A Coding Tale of a Tail at Scale
Dr. Emina Soljanin
We study how coding in distributed storage reduces download time of large files, in addition to providing reliability against disk failures. When a file is encoded to add redundancy, and distributed across multiple disks, reading from only a subset of the disks is sufficient to reconstruct the original content. For the same total storage used, coding exploits the diversity and parallelism in the system better than simple replication, and hence gives faster download. We introduce a fork-join queuing framework to model multiple users requesting the content simultaneously, and demonstrate the trade-off between the download time and the amount of storage space.
Emina Soljanin received the PhD and MS degrees from Texas A&M University, College Station, in 1989 and 1994, and the European Diploma degree from the University of Sarajevo, Bosnia, in 1986, all in Electrical Engineering. From 1986 to 1988, she worked in the Energoinvest Company, Bosnia, developing optimization algorithms and software for power systems control.
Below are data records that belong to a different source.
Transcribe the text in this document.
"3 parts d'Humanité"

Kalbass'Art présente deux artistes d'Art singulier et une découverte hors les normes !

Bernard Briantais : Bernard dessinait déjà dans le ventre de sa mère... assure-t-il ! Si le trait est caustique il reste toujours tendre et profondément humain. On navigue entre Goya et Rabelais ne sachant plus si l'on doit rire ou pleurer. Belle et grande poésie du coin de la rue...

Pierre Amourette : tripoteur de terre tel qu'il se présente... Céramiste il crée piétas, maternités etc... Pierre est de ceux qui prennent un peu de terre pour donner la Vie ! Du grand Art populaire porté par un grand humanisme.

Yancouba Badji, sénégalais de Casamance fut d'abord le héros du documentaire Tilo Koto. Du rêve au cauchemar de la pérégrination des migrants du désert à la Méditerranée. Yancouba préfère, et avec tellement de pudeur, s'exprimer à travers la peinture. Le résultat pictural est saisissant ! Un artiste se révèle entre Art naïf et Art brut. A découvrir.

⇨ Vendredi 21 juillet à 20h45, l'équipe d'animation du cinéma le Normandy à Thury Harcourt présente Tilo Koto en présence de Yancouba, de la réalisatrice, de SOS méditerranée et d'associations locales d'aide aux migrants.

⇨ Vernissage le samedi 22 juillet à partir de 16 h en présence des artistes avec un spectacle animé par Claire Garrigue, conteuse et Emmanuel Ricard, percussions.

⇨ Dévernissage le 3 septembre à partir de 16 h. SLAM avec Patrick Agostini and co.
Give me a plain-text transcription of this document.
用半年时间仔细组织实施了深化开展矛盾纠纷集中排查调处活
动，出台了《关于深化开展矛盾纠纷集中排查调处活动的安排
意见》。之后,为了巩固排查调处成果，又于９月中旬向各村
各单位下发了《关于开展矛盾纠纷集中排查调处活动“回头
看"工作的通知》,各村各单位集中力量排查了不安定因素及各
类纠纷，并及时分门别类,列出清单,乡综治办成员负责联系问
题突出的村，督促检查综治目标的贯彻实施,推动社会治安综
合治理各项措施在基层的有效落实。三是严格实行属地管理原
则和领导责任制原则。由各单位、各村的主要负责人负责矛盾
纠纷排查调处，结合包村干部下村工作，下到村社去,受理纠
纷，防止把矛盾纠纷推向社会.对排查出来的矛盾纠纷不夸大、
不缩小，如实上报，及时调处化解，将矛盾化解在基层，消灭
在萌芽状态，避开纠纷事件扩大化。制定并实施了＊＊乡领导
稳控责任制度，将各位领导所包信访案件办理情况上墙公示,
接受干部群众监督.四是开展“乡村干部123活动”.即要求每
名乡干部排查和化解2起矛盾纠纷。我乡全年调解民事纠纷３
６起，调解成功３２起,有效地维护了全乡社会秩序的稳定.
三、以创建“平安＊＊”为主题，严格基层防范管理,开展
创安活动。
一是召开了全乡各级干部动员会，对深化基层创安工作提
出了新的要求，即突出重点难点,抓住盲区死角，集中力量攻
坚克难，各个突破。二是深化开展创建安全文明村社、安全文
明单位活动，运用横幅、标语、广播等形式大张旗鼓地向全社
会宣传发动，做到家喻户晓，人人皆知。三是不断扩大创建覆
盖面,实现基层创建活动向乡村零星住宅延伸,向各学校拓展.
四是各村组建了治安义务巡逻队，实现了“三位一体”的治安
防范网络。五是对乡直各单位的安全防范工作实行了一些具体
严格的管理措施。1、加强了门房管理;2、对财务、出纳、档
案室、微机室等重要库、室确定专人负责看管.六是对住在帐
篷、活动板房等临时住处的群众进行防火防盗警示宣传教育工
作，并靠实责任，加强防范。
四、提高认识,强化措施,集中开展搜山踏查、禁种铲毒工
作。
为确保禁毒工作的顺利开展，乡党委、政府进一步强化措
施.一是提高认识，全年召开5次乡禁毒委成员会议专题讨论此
After graduating from Texas A&M, she joined Bell Laboratories, Murray Hill, NJ, where she is now a Distinguished Member of Technical Staff in the Mathematics of Networks research department. Dr. Soljanin's research interests are in the broad area of coding and information theory, and their applications. In the course of her twenty year employment with Bell Labs, she has participated in a very wide range of research and business projects, including the first distance enhancing codes to be implemented in commercial magnetic storage devices, the first forward error correction for Bell Labs optical transmission devices, color space quantization and color image processing, quantum computation, and link error prediction methods for hybrid ARQ wireless network standards. Her most recent activities are in the area of network and rateless coding for data transmission and storage.